The flight attempt wasn't the most elegant, the Chestatee Academy of Inquiry and Talent Development teacher said.
"It's hard to explain that feeling of weightlessness," Whitaker said. "I felt out of control. My body wanted to kick."
Whitaker, and 30 other schoolteachers, including Gainesville resident Garrick Hill, participated in "Weightless Flights of Discovery" Sept. 16 in Memphis, Tenn. The experience is similar to space flight.
To simulate weightlessness, the specially equipped jet flies up and down in a series of arcs. As the plane dives, the passengers and objects fall at the same speed in 30-second intervals.
"It's really cool physics," said Hill, who teaches at Creekland Middle School in Gwinnett County. "When I threw a football down the cabin, I felt like Randy Johnson."
The national program is sponsored each year by Northrop Grumman Corp., a global security company that deals with aerospace systems, so that teachers can relate their experience to students, and hopefully inspire some of the youth to pursue jobs in math and science.
"It gives teachers something useful to deliver in the classroom," Northrop Grumman spokesman Gus Gulmert said. "If they're energized, that's bound to come across in a lesson."
During the flight, the teachers had the opportunity to experience simulations of the Earth's gravity, Mars' gravity, zero gravity, lunar gravity and about two times the Earth's gravity.
As the teachers floated around the cabin, they conducted and filmed science experiments; several of which were developed by students.
Eighth-grader Jason Kim, one of Whitaker's students, came up with an experiment to test if a peanut would crack as the plane rose into 2G's.
"I thought it would, but it didn't," Kim said. "It looked really fun. Not a lot of people get to try that."
Aboard the flight, Whitaker said she hesitated during the first spurt of weightlessness. Like other teachers, she was sick. But by the next round, Whitaker was crawling on the walls and flipping around the cabin.
Hill said his knowledge of physics momentarily lapsed the first round, as he careened head first into the ceiling, after pushing up from the floor.
"I have a master's degree in science education and I forgot everything I learned," he said.
Gulmert said the program has hosted more than 40 flights and 1,100 teachers over the last five years.
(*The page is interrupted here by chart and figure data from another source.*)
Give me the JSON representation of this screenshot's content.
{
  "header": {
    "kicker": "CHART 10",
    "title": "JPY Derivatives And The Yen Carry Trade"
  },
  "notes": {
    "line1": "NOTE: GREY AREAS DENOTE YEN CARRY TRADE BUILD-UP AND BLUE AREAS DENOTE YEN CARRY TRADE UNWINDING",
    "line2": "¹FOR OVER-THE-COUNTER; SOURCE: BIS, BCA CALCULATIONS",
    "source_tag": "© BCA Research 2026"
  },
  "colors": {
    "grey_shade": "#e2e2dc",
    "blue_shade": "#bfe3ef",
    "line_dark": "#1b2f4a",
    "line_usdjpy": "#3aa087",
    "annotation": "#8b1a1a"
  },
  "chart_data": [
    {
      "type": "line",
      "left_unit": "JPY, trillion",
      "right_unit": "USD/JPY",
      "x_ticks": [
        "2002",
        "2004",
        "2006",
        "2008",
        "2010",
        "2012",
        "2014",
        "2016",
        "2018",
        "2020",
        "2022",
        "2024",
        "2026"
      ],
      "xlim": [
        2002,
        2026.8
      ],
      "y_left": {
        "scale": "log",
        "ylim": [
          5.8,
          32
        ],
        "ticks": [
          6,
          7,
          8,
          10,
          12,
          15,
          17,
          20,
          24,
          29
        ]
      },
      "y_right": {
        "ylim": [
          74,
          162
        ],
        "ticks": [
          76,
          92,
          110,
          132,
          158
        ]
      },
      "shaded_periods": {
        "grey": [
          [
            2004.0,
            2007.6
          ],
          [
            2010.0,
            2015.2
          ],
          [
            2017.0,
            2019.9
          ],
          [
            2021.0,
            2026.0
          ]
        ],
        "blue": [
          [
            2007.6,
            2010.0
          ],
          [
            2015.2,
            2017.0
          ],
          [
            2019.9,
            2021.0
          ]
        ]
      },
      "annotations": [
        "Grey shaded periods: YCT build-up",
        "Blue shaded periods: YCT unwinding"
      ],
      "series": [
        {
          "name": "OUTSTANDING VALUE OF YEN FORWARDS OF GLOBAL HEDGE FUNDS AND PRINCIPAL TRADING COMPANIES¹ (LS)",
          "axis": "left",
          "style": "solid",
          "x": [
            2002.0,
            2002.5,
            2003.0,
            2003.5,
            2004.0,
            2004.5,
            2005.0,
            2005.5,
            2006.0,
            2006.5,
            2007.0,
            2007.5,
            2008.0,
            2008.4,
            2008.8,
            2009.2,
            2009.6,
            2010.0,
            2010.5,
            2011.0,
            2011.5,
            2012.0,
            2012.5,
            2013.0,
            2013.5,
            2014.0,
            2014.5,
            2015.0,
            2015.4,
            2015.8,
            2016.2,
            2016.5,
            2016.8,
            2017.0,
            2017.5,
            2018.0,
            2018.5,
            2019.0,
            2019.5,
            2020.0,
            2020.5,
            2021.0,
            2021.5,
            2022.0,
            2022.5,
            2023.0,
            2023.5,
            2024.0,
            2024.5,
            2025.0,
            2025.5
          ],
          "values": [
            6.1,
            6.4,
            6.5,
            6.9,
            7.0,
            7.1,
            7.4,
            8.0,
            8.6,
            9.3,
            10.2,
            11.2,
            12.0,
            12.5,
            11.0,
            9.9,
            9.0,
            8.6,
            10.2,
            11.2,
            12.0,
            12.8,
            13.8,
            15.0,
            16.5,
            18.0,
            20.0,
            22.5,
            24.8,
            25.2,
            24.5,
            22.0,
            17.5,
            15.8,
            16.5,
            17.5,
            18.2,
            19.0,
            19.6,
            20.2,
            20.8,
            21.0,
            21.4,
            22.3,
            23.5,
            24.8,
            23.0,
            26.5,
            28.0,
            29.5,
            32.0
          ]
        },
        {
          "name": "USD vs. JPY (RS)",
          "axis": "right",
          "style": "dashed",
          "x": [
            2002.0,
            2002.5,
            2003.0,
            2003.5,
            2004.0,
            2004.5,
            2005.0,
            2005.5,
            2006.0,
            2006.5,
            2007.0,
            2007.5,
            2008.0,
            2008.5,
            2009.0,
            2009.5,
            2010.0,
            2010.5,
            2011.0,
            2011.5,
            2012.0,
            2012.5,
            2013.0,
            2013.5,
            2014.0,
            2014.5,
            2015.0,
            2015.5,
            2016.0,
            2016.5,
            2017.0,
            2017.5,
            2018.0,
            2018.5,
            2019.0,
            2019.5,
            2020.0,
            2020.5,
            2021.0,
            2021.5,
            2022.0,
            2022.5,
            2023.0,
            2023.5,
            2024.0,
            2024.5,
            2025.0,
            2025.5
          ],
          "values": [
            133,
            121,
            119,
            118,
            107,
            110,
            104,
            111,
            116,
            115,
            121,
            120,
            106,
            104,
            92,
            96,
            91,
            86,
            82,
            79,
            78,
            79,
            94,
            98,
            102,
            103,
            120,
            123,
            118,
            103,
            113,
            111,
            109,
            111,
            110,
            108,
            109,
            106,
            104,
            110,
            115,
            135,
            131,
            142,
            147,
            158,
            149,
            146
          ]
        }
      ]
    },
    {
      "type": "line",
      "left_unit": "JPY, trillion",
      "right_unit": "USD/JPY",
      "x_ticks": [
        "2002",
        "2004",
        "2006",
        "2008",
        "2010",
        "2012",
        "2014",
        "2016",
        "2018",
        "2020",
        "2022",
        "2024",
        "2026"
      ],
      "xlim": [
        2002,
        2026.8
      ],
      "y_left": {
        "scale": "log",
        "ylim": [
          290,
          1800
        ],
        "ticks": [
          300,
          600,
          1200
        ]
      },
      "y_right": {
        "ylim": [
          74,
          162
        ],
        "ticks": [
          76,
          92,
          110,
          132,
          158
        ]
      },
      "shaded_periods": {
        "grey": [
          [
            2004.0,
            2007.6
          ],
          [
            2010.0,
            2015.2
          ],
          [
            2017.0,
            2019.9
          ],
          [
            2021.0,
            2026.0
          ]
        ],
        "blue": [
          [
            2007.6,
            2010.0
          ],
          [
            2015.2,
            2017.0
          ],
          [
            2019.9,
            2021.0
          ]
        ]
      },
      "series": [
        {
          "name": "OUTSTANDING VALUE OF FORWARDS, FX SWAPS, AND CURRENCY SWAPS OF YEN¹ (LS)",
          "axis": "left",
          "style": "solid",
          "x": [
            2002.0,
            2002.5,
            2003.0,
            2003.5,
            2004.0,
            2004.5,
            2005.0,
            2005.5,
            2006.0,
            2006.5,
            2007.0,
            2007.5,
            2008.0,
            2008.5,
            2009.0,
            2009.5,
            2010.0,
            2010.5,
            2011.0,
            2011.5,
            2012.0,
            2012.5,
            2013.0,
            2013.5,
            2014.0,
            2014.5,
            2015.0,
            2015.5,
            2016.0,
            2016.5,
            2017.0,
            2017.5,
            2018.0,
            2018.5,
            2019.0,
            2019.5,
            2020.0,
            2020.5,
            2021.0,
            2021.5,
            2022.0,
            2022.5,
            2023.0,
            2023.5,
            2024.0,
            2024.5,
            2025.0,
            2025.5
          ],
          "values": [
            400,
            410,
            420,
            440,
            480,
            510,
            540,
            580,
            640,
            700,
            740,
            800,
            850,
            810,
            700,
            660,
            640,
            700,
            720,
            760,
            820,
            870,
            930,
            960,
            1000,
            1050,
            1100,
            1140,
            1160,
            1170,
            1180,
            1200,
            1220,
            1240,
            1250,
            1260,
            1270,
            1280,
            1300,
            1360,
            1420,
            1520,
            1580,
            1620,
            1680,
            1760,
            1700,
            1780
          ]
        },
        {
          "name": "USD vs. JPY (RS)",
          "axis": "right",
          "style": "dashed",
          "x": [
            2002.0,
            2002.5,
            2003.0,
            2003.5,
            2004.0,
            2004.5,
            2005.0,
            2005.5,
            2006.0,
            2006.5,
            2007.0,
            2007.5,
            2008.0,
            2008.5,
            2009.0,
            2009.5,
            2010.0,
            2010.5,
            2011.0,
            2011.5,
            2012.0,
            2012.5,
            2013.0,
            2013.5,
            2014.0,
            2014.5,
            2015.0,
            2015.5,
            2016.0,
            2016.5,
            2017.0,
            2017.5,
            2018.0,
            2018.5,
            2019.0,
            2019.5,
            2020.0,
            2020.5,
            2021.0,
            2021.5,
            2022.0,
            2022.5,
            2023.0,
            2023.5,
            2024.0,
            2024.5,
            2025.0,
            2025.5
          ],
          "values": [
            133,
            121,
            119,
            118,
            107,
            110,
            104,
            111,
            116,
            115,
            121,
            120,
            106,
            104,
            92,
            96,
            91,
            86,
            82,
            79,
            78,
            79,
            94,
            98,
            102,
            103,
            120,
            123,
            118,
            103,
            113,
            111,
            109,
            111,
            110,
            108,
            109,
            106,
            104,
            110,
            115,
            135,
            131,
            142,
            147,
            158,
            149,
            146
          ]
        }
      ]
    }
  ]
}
This year, flights were held in Texas, Ohio, Tennessee, Mississippi and are yet to be held in Hawaii and Utah.
Whitaker shared a video of the flight with her students.
She said the eighth-graders laughed as the teachers in the video squealed.
"They weren't sure that we could all be teachers because we sounded like little kids on the playground," she said.
Both Whitaker and Hill said they plan to incorporate similar gravity-related experiments into their lesson plans.
They each also found the experience to be life-changing, and said they will apply for the program again next year.
"It's as close to being a real astronaut as I'll ever get ..." Hill said.